We decided, rather uncertainly, to stick with our plan to visit some of the wonders of the Right Bank, and we spent the morning in the Louvre, shutting out the madness for a few hours and revelling in the glory of the fine arts.
But when we stopped at a café for a quick drink and a bite to eat, we heard on the radio that another of those striking car workers had died from his injuries. And then came the news that a one-hour nationwide protest stoppage had been called for three o’clock that very afternoon.
And there were still students barricaded inside the Sorbonne.
‘We’ve gotta get out of this place, Arthur.
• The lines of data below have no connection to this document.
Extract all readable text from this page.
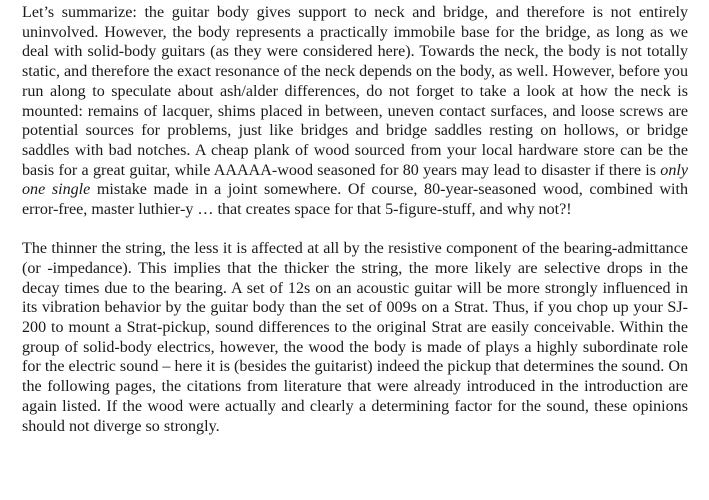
Let’s summarize: the guitar body gives support to neck and bridge, and therefore is not entirely uninvolved. However, the body represents a practically immobile base for the bridge, as long as we deal with solid-body guitars (as they were considered here). Towards the neck, the body is not totally static, and therefore the exact resonance of the neck depends on the body, as well. However, before you run along to speculate about ash/alder differences, do not forget to take a look at how the neck is mounted: remains of lacquer, shims placed in between, uneven contact surfaces, and loose screws are potential sources for problems, just like bridges and bridge saddles resting on hollows, or bridge saddles with bad notches. A cheap plank of wood sourced from your local hardware store can be the basis for a great guitar, while AAAAA-wood seasoned for 80 years may lead to disaster if there is only one single mistake made in a joint somewhere. Of course, 80-year-seasoned wood, combined with error-free, master luthier-y … that creates space for that 5-figure-stuff, and why not?!

The thinner the string, the less it is affected at all by the resistive component of the bearing-admittance (or -impedance). This implies that the thicker the string, the more likely are selective drops in the decay times due to the bearing. A set of 12s on an acoustic guitar will be more strongly influenced in its vibration behavior by the guitar body than the set of 009s on a Strat. Thus, if you chop up your SJ-200 to mount a Strat-pickup, sound differences to the original Strat are easily conceivable. Within the group of solid-body electrics, however, the wood the body is made of plays a highly subordinate role for the electric sound – here it is (besides the guitarist) indeed the pickup that determines the sound. On the following pages, the citations from literature that were already introduced in the introduction are again listed. If the wood were actually and clearly a determining factor for the sound, these opinions should not diverge so strongly.
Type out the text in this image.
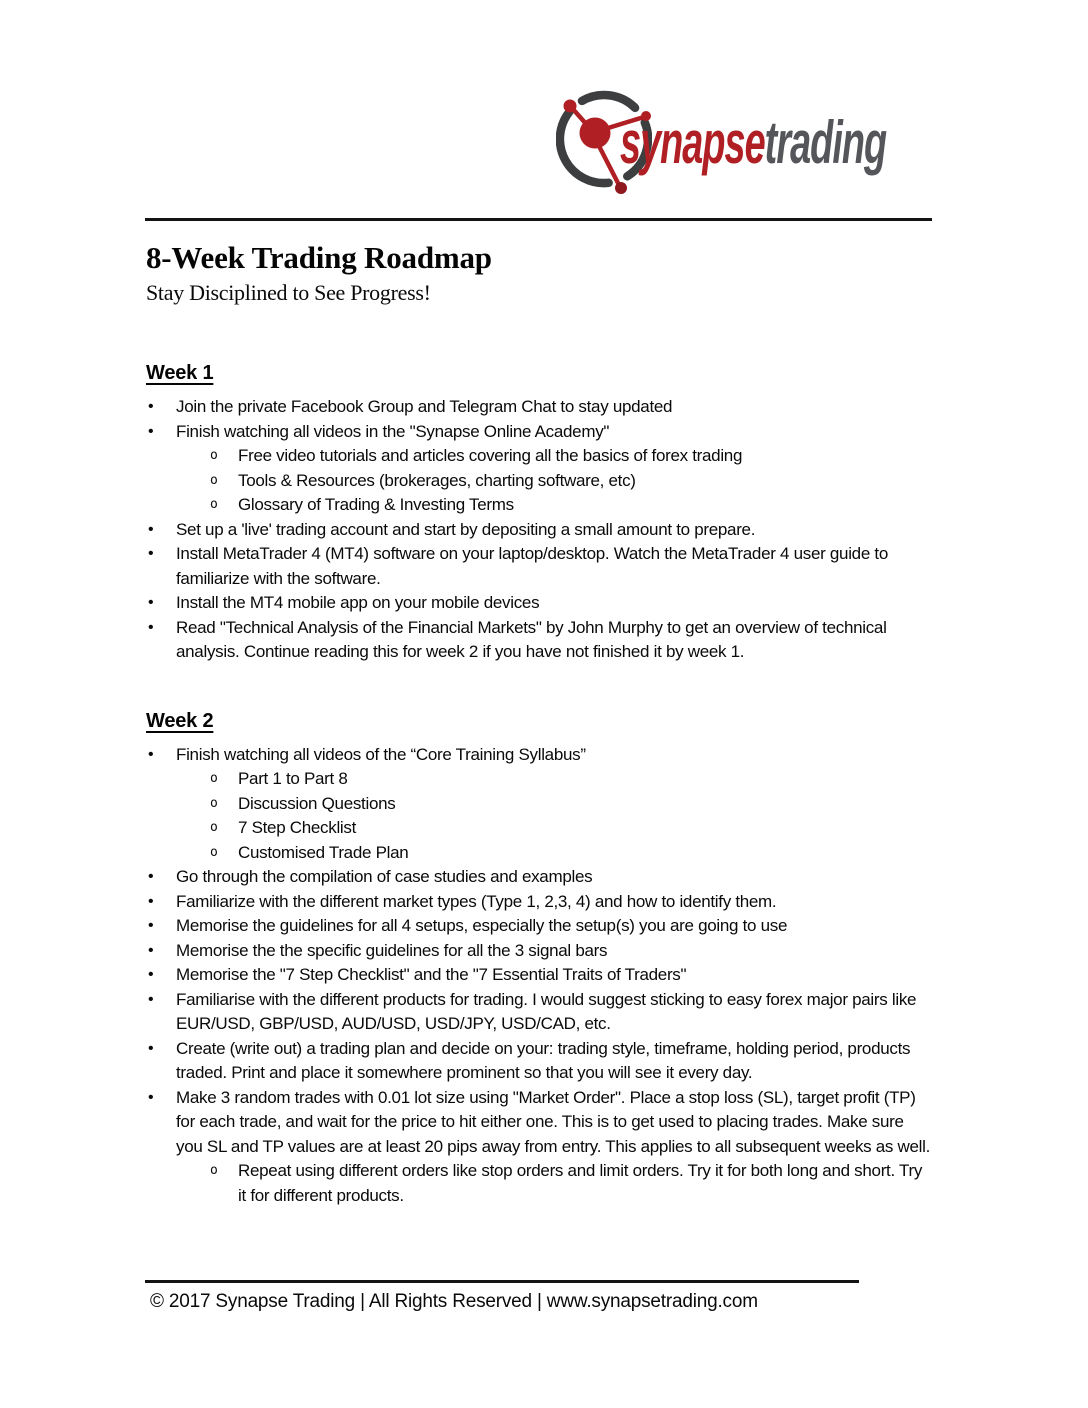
synapsetrading
8-Week Trading Roadmap
Stay Disciplined to See Progress!
Week 1
•	Join the private Facebook Group and Telegram Chat to stay updated
•	Finish watching all videos in the "Synapse Online Academy"
o	Free video tutorials and articles covering all the basics of forex trading
o	Tools & Resources (brokerages, charting software, etc)
o	Glossary of Trading & Investing Terms
•	Set up a 'live' trading account and start by depositing a small amount to prepare.
•	Install MetaTrader 4 (MT4) software on your laptop/desktop. Watch the MetaTrader 4 user guide to familiarize with the software.
•	Install the MT4 mobile app on your mobile devices
•	Read "Technical Analysis of the Financial Markets" by John Murphy to get an overview of technical analysis. Continue reading this for week 2 if you have not finished it by week 1.
Week 2
•	Finish watching all videos of the “Core Training Syllabus”
o	Part 1 to Part 8
o	Discussion Questions
o	7 Step Checklist
o	Customised Trade Plan
•	Go through the compilation of case studies and examples
•	Familiarize with the different market types (Type 1, 2,3, 4) and how to identify them.
•	Memorise the guidelines for all 4 setups, especially the setup(s) you are going to use
•	Memorise the the specific guidelines for all the 3 signal bars
•	Memorise the "7 Step Checklist" and the "7 Essential Traits of Traders"
•	Familiarise with the different products for trading. I would suggest sticking to easy forex major pairs like EUR/USD, GBP/USD, AUD/USD, USD/JPY, USD/CAD, etc.
•	Create (write out) a trading plan and decide on your: trading style, timeframe, holding period, products traded. Print and place it somewhere prominent so that you will see it every day.
•	Make 3 random trades with 0.01 lot size using "Market Order". Place a stop loss (SL), target profit (TP) for each trade, and wait for the price to hit either one. This is to get used to placing trades. Make sure you SL and TP values are at least 20 pips away from entry. This applies to all subsequent weeks as well.
o	Repeat using different orders like stop orders and limit orders. Try it for both long and short. Try it for different products.
© 2017 Synapse Trading | All Rights Reserved | www.synapsetrading.com
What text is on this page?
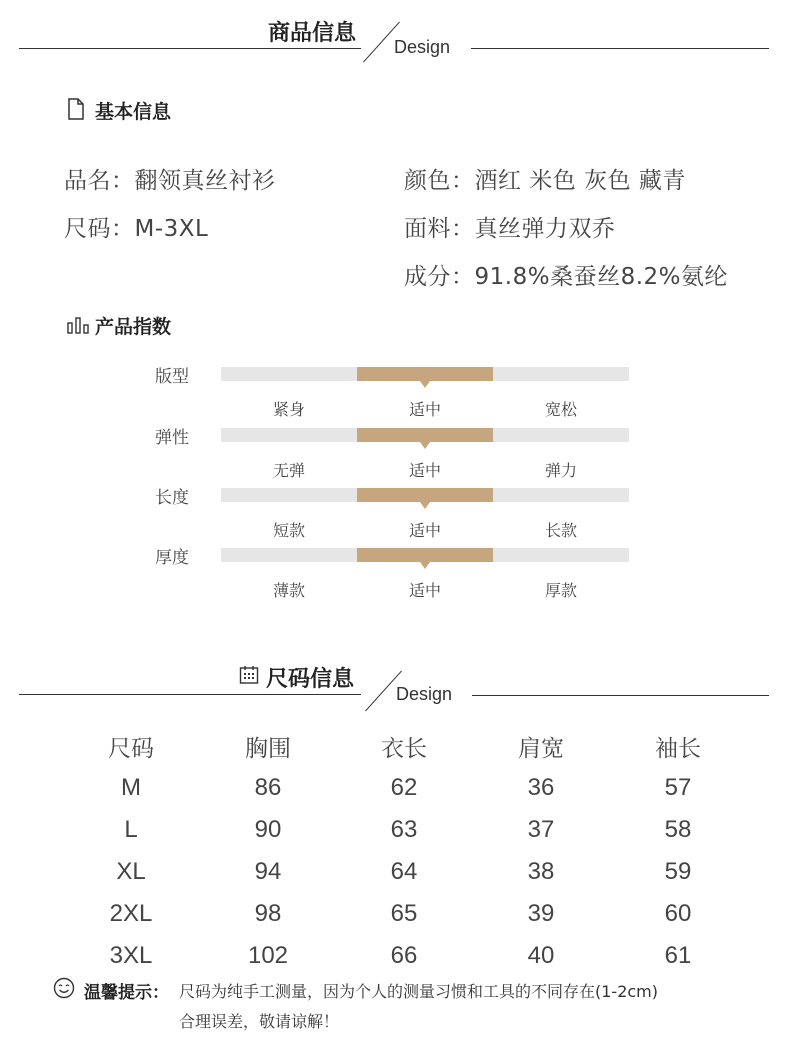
商品信息
Design
基本信息
品名：翻领真丝衬衫
尺码：M-3XL
颜色：酒红 米色 灰色 藏青
面料：真丝弹力双乔
成分：91.8%桑蚕丝8.2%氨纶
产品指数
版型
紧身	适中	宽松
弹性
无弹	适中	弹力
长度
短款	适中	长款
厚度
薄款	适中	厚款
尺码信息
Design
尺码	胸围	衣长	肩宽	袖长
M	86	62	36	57
L	90	63	37	58
XL	94	64	38	59
2XL	98	65	39	60
3XL	102	66	40	61
温馨提示： 尺码为纯手工测量，因为个人的测量习惯和工具的不同存在(1-2cm)
合理误差，敬请谅解！
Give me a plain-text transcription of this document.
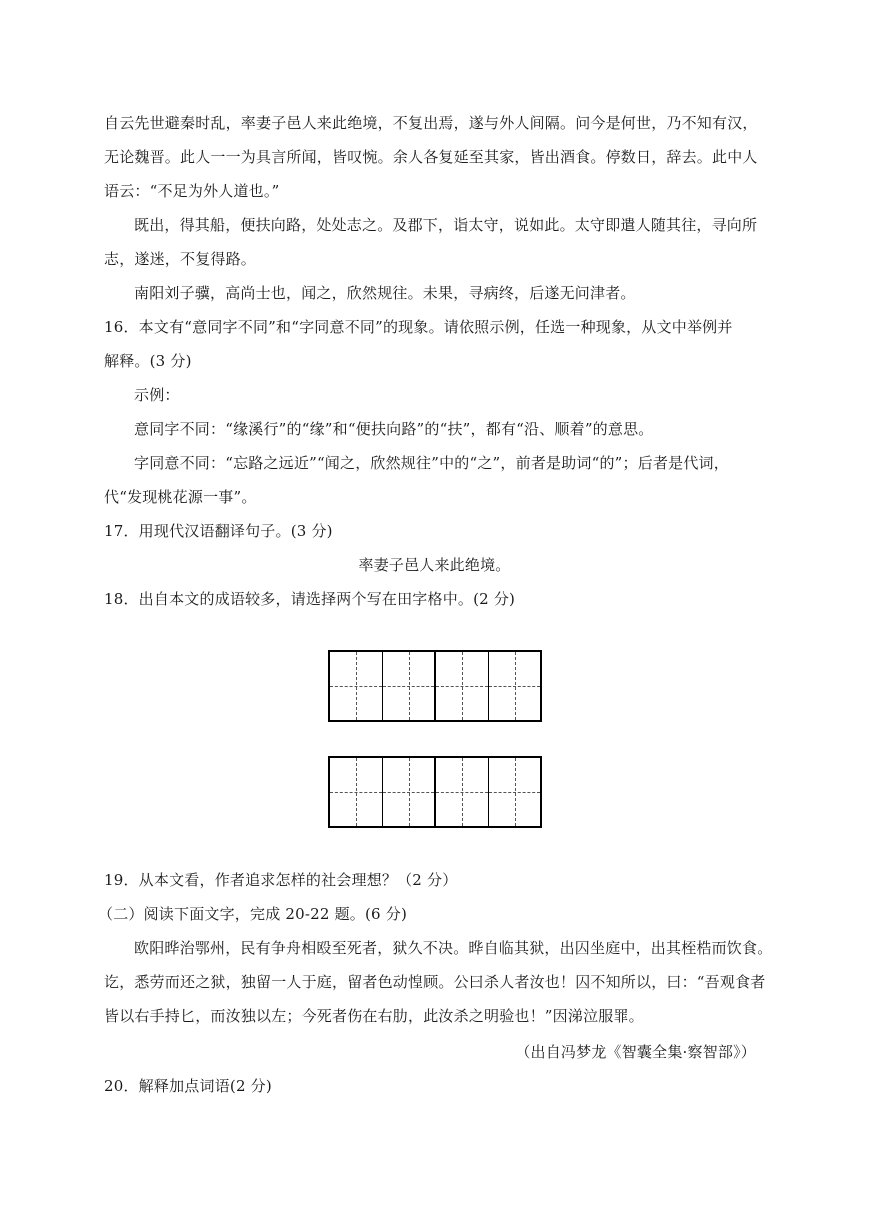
自云先世避秦时乱，率妻子邑人来此绝境，不复出焉，遂与外人间隔。问今是何世，乃不知有汉，
无论魏晋。此人一一为具言所闻，皆叹惋。余人各复延至其家，皆出酒食。停数日，辞去。此中人
语云：“不足为外人道也。”
既出，得其船，便扶向路，处处志之。及郡下，诣太守，说如此。太守即遣人随其往，寻向所
志，遂迷，不复得路。
南阳刘子骥，高尚士也，闻之，欣然规往。未果，寻病终，后遂无问津者。
16．本文有“意同字不同”和“字同意不同”的现象。请依照示例，任选一种现象，从文中举例并
解释。(3 分)
示例：
意同字不同：“缘溪行”的“缘”和“便扶向路”的“扶”，都有“沿、顺着”的意思。
字同意不同：“忘路之远近”“闻之，欣然规往”中的“之”，前者是助词“的”；后者是代词，
代“发现桃花源一事”。
17．用现代汉语翻译句子。(3 分)
率妻子邑人来此绝境。
18．出自本文的成语较多，请选择两个写在田字格中。(2 分)
19．从本文看，作者追求怎样的社会理想？（2 分）
（二）阅读下面文字，完成 20-22 题。(6 分)
欧阳晔治鄂州，民有争舟相殴至死者，狱久不决。晔自临其狱，出囚坐庭中，出其桎梏而饮食。
讫，悉劳而还之狱，独留一人于庭，留者色动惶顾。公曰杀人者汝也！囚不知所以，曰：“吾观食者
皆以右手持匕，而汝独以左；今死者伤在右肋，此汝杀之明验也！”因涕泣服罪。
（出自冯梦龙《智囊全集·察智部》）
20．解释加点词语(2 分)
First thing tomorrow, please ...’
‘Of course. We can do it all properly another time, right?’
‘Right. But what about the rest of the day? How about the Bagneux Cemetery, enfin?’
‘No, I still can’t face that, Julia. But let’s go across to the Père Lachaise Cemetery instead, before the buses grind to a halt. We should be safe enough there, and we can honour our artistic heroes and remember Emilie as one of them at the same time.’
‘Nice idea, chéri. Let’s do it. Now.’
* * *
Early the following morning, at the Gare de Lyon just twenty minutes before our train was due to depart, Arthur called Detective Sergeant Brazon to thank him again for all his help, and to say that he regrettably had nothing yet to report, but that he soon would have. And to save the good officer any wasted time or personal embarrassment in the immediate future, he casually dropped the name and phone number of Chief Inspector Simon Hardy as his personal point of reference among his many friends in the Nice police force.